2010年4月13日(火)「しんぶん赤旗」
いまの日本、搾取の状況は?
〈問い〉「搾取」という言葉が最近よく使われますが、いまの日本での搾取の状況はどうなっているのですか。
〈答え〉貧困と社会的格差の拡大が深刻になるなかで、「搾取」を題名にした書籍も出ています。
搾取とは、機械や原料など生産手段の所有者が、その生産手段を使って生産する人間の労働の成果をただ取りする仕組みを指した経済学用語です。資本主義の生産は、労働者が資本家に労働力を売って労働すると、自分が受け取る賃金よりもはるかに多くの新しい富を生み出し、それが資本家のもうけ(剰余価値)になる――という仕組みで動いています。
高校生向け『資本論』解説書を出版した元NHKキャスターの池上彰さんは、「なぜ利益が生まれるのか。8時間働いて、4時間分が自分の労働力分の給料で、残りの4時間で新しい価値を生み出しているんだよ、というメカニズムが分かったとき、これが今の若者には目から鱗(うろこ)なんです」と語っています。
資本は、買い入れた労働力からできるだけ多くの剰余価値を生む労働の搾り出しに、知恵と手だてをつくします。「ルールなき資本主義」と言われる日本では、『資本論』に描かれたイギリスをさらに超える現実が進行しています。

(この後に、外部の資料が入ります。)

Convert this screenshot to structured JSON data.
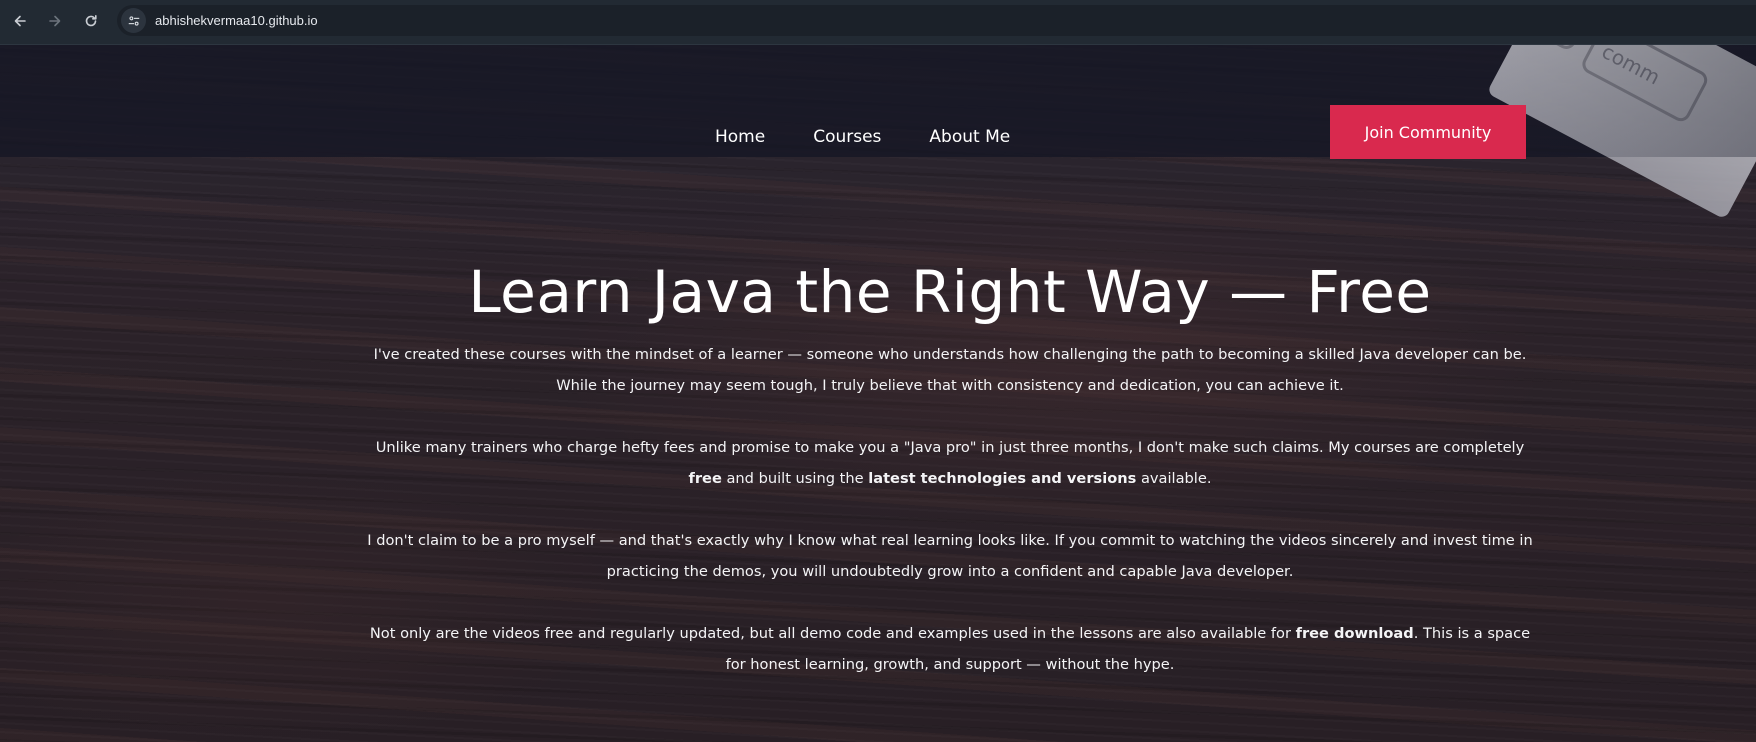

労働時間の面では、ただ働きの押しつけ=時間外労働をさせながら賃金を支払わない違法の「サービス残業」が、天下御免で横行しています。同じ時間でより多くの労働をさせるという労働密度の強化の面では、世界に知られた「過労死」が多発しています。雇用の面では、「非正規労働者」が労働者人口の3分の1を占め、その「派遣切り」、大量解雇が社会の大問題になっています。
こうした搾取強化の結果、労働者の側での貧困や社会的格差の拡大がすすんできたのです。
他方では、資本家の側での富の蓄積です。資本家は剰余価値を元手に新しい投資をおこない、他の資本家との競争のなかで生産拡大に走ります。そして、得た利潤をさまざまなかたちで蓄積します。日本では、最近10年間で、賃金=「雇用者報酬」が279兆円から253兆円に1割も減る一方で、大企業の「経常利益」が15・1兆円から32・3兆円と、2倍以上になっています。そして、大企業の「内部留保」が、海外の子会社とか企業の株式保有などで蓄えられ、142兆円から229兆円へと膨らんでいるのです。
* 不破哲三・社会科学研究所所長の『マルクスは生きている』(平凡社新書)では、搾取とは何か、現代日本の搾取の現場はどうなっているかについて、解明しています。